Note, the difference:

char=$(zcat Homo_sapiens.GRCh38.dna.chromosome.21.fa.gz | grep -v ">" | wc -c)  
echo $char
47488483
 
echo $((char-46709983))
778500

That tells us that every line of the file contains one additional character, which we can see using command cat -A (to show special characters):

zcat Homo_sapiens.GRCh38.dna.chromosome.21.fa.gz | head -5 | cat -A
>21 dna:chromosome chromosome:GRCh38:21:1:46709983:1 REF$
NNNNNNNNNNNNNNNNNNNNNNNNNNNNNNNNNNNNNNNNNNNNNNNNNNNNNNNNNNNN$
NNNNNNNNNNNNNNNNNNNNNNNNNNNNNNNNNNNNNNNNNNNNNNNNNNNNNNNNNNNN$
NNNNNNNNNNNNNNNNNNNNNNNNNNNNNNNNNNNNNNNNNNNNNNNNNNNNNNNNNNNN$
NNNNNNNNNNNNNNNNNNNNNNNNNNNNNNNNNNNNNNNNNNNNNNNNNNNNNNNNNNNN$

This $ character stands for a new line character. How can we remove this character?

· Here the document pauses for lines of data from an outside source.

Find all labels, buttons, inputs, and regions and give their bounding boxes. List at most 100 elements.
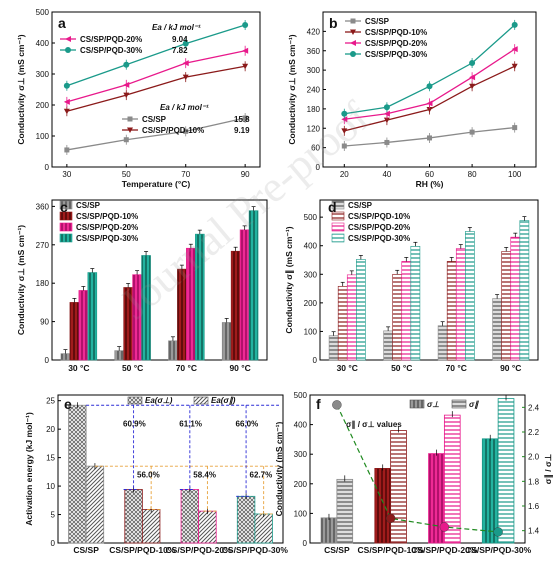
panel-e-bar: [68, 404, 87, 544]
panel-a-ea-value: 7.82: [172, 46, 188, 55]
panel-c-y-tick-label: 180: [36, 279, 50, 288]
panel-f-ratio-label: σ∥ / σ⊥ values: [346, 420, 402, 429]
panel-d-frame: [319, 199, 539, 361]
panel-f-ratio-line: [336, 404, 499, 533]
panel-d-legend-swatch: [331, 222, 345, 232]
panel-f-bar: [320, 517, 338, 544]
panel-c-y-tick-label: 90: [40, 318, 49, 327]
panel-b-y-tick-label: 360: [307, 47, 321, 56]
panel-a-y-tick-label: 500: [36, 8, 50, 17]
panel-b-point: [469, 129, 475, 135]
panel-c-bar: [239, 229, 250, 361]
panel-d-bar: [356, 259, 366, 361]
panel-a-ea-name: CS/SP/PQD-10%: [142, 126, 204, 135]
panel-f-ylabel: Conductivity (mS cm⁻¹): [274, 421, 284, 516]
panel-a-ea-name: CS/SP: [142, 115, 167, 124]
panel-b-legend-marker: [350, 29, 356, 35]
panel-a-ea-legend-marker: [127, 116, 133, 122]
panel-a-point: [63, 82, 70, 89]
panel-b-legend-marker: [350, 51, 356, 57]
panel-b-point: [469, 74, 476, 81]
panel-c-category-label: 30 °C: [68, 363, 89, 373]
panel-c-legend-swatch: [59, 211, 73, 221]
panel-c-bar: [248, 210, 259, 361]
panel-d-legend-swatch: [331, 211, 345, 221]
panel-c-y-tick-label: 360: [36, 202, 50, 211]
panel-a-ea-legend-marker: [65, 47, 71, 53]
panel-b-point: [341, 128, 348, 134]
panel-a-point: [123, 81, 130, 88]
panel-f-ratio-point: [332, 400, 342, 410]
panel-c-legend-label: CS/SP/PQD-30%: [76, 234, 138, 243]
panel-e-category-label: CS/SP/PQD-30%: [222, 545, 289, 555]
panel-d-legend-label: CS/SP/PQD-20%: [348, 223, 410, 232]
panel-a-point: [242, 22, 249, 29]
panel-a-y-tick-label: 100: [36, 132, 50, 141]
panel-f-y-right-tick-label: 2.2: [528, 428, 540, 437]
panel-e-bar: [180, 489, 200, 544]
panel-f-ratio-point: [385, 513, 396, 524]
panel-a-series-line: [66, 117, 246, 151]
panel-b-point: [427, 135, 432, 141]
panel-c-category-label: 90 °C: [229, 363, 250, 373]
panel-b-x-tick-label: 40: [382, 170, 391, 179]
panel-f-ratio-point: [439, 522, 450, 532]
panel-a-frame: [51, 11, 261, 168]
panel-b-point: [384, 139, 390, 145]
panel-d-y-tick-label: 300: [304, 270, 318, 279]
panel-c-bar: [60, 353, 71, 361]
panel-f-y-right-tick-label: 2.0: [528, 453, 540, 462]
panel-f-y-tick-label: 0: [303, 539, 308, 548]
panel-c-legend-swatch: [59, 222, 73, 232]
panel-d-bar: [328, 335, 339, 361]
panel-d-legend-label: CS/SP/PQD-30%: [348, 234, 410, 243]
panel-e-y-tick-label: 10: [46, 482, 55, 491]
panel-d-legend-label: CS/SP/PQD-10%: [348, 212, 410, 221]
panel-a-point: [63, 98, 70, 105]
panel-d-bar: [465, 231, 475, 361]
panel-e-y-tick-label: 0: [51, 539, 56, 548]
panel-d-category-label: 50 °C: [391, 363, 412, 373]
panel-d-legend-swatch: [331, 200, 345, 210]
panel-c-bar: [87, 272, 98, 361]
panel-a-point: [64, 147, 70, 153]
panel-c-legend-label: CS/SP: [76, 201, 101, 210]
panel-c-bar: [177, 268, 187, 361]
panel-c-bar: [168, 340, 178, 361]
panel-f-bar: [497, 398, 515, 544]
panel-c-y-tick-label: 0: [45, 356, 50, 365]
panel-b-y-tick-label: 60: [311, 144, 320, 153]
panel-c-bar: [141, 255, 151, 361]
panel-f-y-tick-label: 300: [294, 450, 308, 459]
panel-a-ea-value: 9.04: [172, 35, 188, 44]
panel-b-point: [511, 21, 518, 28]
panel-a-ea-value: 9.19: [234, 126, 250, 135]
panel-c-legend-swatch: [59, 200, 73, 210]
panel-b-ylabel: Conductivity σ⊥ (mS cm⁻¹): [287, 34, 297, 144]
panel-f-ratio-point: [493, 527, 503, 537]
panel-d-bar: [437, 325, 448, 361]
panel-a-point: [182, 60, 189, 67]
panel-a-y-tick-label: 200: [36, 101, 50, 110]
panel-a-point: [63, 108, 70, 115]
panel-f-legend-swatch: [409, 399, 425, 409]
panel-b-point: [383, 104, 390, 111]
panel-c-bar: [230, 250, 241, 361]
panel-b-y-tick-label: 120: [307, 124, 321, 133]
panel-e-legend-swatch: [193, 396, 209, 405]
panel-a-point: [242, 63, 249, 70]
panel-d-bar: [446, 261, 457, 361]
panel-b-point: [383, 117, 390, 124]
panel-e-percent-label: 58.4%: [193, 471, 216, 480]
panel-b-legend-label: CS/SP/PQD-30%: [365, 50, 427, 59]
panel-e-y-tick-label: 20: [46, 425, 55, 434]
panel-label-c: c: [60, 199, 68, 215]
panel-f-frame: [309, 394, 526, 544]
panel-b-point: [469, 83, 476, 90]
panel-d-bar: [346, 274, 357, 361]
panel-f-ylabel-right: σ∥ / σ⊥: [543, 453, 554, 484]
panel-a-series-line: [66, 50, 246, 103]
panel-d-category-label: 30 °C: [337, 363, 358, 373]
panel-b-y-tick-label: 240: [307, 86, 321, 95]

There is a Linux program tr that allows to manipulate the content of files in a command line. Let’s look at its options using man tr. Which option should we use to delete a character?


Let’s try it first with the test file:

cat test
1
2
3
4
10
20
30
40

cat test | wc
      8       8      20
      
cat -A test 
1$
2$
3$
4$
10$
20$
30$
40$

cat test | tr -d '\n'
123410203040

cat test | tr -d '\n' | wc
      0       1      12
      
     

Now, we can apply these commands to our big file:

zcat Homo_sapiens.GRCh38.dna.chromosome.21.fa.gz | grep -v ">" | tr -d '\n' | wc -c  

46709983

The flow of commands is the following:

  • unzipping the file to show the content to the stdout using zcat
  • piping the output to the program grep for removing the part containing the header (that starts with >)
  • removing the carriage returns using tr
  • counting the number of characters using wc


EXERCISE

Download in the folder ./db the annotation file at https://biocorecrg.github.io/PhD_course_genomics_format_2022/data/annotation.gtf.gz

  • What date of this file? (use command more to explore the file)
  • How many lines in this file?
  • How many lines in this file contain the word “HAVANA”?
  • How many characters the first line of the file contains?
  • How many characters the lines starting with # contain?